I have a Python Scraper that I run periodically in my free tier AWS EC2 instance using Cron that outputs a csv file every day containing around 4-5000 rows with 8 columns. I have been ssh-ing into it from my home Ubuntu OS and adding the new data to a SQLite database which I can then use to extract the data I want.
我有一个Python Scraper,我使用Cron在我的免费层AWS EC2实例中定期运行,每天输出一个包含大约4-5000行8列的csv文件。我一直在从我的家庭Ubuntu操作系统中删除它并将新数据添加到SQLite数据库中,然后我可以使用它来提取我想要的数据。
Now I would like to try the free tier AWS MySQL database so I can have the database in the Cloud and pull data from it from my terminal on my home PC. I have searched around and found no direct tutorial on how this could be done. It would be great if anyone that has done this could give me a conceptual idea of the steps I would need to take. Ideally I would like to automate the updating of the database as soon as my EC2 instance updates with a new csv table. I can do all the de-duping once the table is in the aws MySQL database.
现在我想尝试免费的AWS MySQL数据库,这样我就可以在云端拥有数据库,并从家用PC上的终端中提取数据。我四处搜索,没有找到关于如何做到这一点的直接教程。如果有人这样做可以让我对我需要采取的步骤有一个概念性的想法,那就太好了。理想情况下,一旦我的EC2实例使用新的csv表更新,我想自动更新数据库。一旦表在aws MySQL数据库中,我就可以完成所有的重复数据删除。
Any advice or link to tutorials on this most welcome. As I stated, I have searched quite a bit for guides but haven't found anything on this. Perhaps the concept is completely wrong and there is an entirely different way of doing it that I am not seeing?

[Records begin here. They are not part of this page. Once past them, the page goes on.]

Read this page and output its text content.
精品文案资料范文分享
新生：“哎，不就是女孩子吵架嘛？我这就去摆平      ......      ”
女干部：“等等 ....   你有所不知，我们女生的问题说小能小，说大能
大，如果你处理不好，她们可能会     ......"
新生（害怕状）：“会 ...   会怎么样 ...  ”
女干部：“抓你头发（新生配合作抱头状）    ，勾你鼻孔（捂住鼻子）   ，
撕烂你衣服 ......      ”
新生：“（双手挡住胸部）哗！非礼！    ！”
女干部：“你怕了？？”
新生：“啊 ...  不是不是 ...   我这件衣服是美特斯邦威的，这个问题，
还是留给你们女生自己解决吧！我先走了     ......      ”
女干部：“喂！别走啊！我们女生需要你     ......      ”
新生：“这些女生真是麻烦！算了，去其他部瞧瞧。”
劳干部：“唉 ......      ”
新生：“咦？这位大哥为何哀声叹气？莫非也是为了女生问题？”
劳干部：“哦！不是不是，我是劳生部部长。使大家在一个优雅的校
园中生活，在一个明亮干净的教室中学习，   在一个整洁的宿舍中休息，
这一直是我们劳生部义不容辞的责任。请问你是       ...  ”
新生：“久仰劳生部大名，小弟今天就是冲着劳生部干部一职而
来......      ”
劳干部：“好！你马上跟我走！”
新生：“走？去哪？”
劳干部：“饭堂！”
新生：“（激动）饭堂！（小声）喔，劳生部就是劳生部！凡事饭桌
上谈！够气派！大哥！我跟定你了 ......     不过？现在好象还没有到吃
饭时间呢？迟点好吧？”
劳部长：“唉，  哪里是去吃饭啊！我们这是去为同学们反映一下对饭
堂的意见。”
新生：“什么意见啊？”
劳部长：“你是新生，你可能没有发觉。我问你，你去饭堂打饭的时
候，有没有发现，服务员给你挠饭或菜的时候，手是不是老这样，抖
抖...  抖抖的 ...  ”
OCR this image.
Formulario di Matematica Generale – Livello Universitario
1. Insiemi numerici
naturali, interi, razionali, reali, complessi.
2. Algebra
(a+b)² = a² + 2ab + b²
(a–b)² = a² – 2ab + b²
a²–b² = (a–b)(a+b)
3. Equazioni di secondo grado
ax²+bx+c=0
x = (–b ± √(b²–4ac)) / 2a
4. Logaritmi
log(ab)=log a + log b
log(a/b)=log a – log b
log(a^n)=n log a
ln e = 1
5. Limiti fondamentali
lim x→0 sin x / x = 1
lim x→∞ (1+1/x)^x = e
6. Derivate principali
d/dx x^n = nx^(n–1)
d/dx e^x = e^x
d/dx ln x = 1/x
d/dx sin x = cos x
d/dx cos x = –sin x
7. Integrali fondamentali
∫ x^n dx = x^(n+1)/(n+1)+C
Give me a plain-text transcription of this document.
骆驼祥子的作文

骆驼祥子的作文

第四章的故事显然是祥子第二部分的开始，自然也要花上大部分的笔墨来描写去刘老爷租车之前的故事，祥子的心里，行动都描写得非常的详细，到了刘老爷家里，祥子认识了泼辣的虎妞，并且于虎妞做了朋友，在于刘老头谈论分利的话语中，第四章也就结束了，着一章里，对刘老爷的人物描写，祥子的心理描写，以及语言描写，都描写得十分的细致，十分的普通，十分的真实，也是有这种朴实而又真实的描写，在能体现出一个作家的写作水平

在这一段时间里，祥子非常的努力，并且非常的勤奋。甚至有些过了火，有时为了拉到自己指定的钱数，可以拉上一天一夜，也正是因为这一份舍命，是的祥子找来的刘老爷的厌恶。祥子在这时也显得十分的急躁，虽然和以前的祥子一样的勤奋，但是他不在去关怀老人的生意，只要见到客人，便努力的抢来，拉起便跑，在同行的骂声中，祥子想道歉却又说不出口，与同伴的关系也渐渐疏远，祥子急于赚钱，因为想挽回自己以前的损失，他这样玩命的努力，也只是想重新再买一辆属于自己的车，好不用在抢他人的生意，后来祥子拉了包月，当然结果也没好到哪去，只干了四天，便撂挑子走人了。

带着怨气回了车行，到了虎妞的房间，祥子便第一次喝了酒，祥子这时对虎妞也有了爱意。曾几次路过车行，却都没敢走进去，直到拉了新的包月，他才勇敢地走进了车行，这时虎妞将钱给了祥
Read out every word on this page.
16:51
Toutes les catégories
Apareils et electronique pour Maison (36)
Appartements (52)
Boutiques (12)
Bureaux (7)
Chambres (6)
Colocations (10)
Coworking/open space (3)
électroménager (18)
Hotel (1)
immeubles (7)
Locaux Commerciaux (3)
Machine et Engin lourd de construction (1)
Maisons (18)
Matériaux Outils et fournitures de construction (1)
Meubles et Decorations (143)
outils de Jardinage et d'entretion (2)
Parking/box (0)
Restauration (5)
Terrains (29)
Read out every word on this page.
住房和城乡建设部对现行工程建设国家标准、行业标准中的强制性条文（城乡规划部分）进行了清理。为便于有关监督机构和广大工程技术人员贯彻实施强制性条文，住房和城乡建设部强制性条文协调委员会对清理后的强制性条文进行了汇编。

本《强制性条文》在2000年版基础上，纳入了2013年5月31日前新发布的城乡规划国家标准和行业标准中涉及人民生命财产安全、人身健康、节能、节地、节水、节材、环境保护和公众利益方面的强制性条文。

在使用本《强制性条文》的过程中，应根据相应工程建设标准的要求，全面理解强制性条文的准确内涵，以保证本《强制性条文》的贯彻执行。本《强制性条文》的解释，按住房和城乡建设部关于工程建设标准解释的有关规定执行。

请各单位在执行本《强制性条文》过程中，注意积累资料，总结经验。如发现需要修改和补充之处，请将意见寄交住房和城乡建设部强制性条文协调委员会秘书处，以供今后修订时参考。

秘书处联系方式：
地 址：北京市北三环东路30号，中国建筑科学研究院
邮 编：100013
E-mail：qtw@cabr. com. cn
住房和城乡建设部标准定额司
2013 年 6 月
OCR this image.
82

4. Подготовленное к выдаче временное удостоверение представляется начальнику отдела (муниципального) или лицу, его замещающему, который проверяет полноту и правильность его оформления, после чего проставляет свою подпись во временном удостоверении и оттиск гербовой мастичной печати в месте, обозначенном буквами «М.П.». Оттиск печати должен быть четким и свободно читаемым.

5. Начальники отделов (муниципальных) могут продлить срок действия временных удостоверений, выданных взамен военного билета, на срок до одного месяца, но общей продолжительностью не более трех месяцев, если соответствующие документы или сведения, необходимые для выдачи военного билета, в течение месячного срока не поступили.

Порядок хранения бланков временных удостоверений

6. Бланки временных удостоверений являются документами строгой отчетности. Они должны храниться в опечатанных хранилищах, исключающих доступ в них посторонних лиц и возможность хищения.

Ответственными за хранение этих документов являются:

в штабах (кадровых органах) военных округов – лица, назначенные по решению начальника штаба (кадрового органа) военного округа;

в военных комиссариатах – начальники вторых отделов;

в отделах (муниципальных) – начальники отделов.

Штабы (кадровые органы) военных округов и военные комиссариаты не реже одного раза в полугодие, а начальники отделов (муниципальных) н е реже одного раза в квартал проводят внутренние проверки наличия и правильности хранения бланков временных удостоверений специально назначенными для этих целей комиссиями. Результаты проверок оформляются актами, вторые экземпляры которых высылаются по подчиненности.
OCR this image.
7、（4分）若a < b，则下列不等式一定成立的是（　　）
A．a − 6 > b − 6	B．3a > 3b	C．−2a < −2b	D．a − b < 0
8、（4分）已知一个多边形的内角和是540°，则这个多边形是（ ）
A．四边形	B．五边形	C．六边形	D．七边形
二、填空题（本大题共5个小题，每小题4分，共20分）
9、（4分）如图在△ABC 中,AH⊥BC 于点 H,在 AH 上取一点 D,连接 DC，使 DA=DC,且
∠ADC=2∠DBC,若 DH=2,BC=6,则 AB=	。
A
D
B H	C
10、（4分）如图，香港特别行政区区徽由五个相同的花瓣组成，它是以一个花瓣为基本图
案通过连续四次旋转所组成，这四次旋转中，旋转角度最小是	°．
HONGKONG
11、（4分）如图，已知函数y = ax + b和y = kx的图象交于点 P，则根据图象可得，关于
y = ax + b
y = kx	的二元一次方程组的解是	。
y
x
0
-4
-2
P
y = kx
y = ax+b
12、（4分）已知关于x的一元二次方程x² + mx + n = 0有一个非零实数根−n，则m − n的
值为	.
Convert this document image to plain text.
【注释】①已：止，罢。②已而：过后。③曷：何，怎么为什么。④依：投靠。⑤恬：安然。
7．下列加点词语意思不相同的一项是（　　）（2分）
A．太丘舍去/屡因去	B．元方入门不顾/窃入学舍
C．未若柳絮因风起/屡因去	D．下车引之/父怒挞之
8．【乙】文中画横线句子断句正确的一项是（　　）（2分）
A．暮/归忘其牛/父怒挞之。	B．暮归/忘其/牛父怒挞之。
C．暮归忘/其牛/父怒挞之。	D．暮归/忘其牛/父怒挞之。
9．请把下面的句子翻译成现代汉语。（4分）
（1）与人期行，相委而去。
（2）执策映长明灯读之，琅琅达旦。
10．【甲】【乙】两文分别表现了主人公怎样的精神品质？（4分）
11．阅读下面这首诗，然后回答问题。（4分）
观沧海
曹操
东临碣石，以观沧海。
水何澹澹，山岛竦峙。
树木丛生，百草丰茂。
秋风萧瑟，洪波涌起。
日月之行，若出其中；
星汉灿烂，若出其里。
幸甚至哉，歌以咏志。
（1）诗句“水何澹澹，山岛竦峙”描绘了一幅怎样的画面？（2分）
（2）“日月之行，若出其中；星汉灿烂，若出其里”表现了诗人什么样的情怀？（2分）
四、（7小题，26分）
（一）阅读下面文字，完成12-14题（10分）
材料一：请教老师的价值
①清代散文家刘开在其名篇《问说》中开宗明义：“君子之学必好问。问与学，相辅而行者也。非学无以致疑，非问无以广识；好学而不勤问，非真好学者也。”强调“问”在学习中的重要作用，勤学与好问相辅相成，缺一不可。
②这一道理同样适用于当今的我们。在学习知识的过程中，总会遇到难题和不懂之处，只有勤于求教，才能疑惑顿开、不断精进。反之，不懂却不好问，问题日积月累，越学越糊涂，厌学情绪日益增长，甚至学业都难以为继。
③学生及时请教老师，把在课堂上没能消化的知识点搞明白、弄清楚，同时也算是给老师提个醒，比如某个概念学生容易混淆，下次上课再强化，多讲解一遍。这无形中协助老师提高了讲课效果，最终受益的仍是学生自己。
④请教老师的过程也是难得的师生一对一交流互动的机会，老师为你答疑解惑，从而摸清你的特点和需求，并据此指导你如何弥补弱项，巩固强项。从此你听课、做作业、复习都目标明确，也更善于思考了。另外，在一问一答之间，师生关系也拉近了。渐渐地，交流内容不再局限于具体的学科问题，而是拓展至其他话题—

任何有关此教程的建议或链接都是最受欢迎的。正如我所说,我已经搜索了很多指南,但没有找到任何相关内容。也许这个概念是完全错误的,并且有一种完全不同的做法,我没有看到它?
2 个解决方案
#1
1
The problem is you don't have access to RDS filesystem, therefore cannot upload csv there (and import too).
问题是你无权访问RDS文件系统,因此无法在那里上传csv(并导入)。
Modify your Python Scraper to connect to DB directly and insert data there.
修改Python Scraper以直接连接到DB并在那里插入数据。
#2
0
Did you consider using AWS Lambda to run your scraper?
您是否考虑过使用AWS Lambda来运行刮刀?
Take a look at this AWS tutorial which will help you configure a Lambda Function to access an Amazon RDS database.
请查看此AWS教程,该教程将帮助您配置Lambda函数以访问Amazon RDS数据库。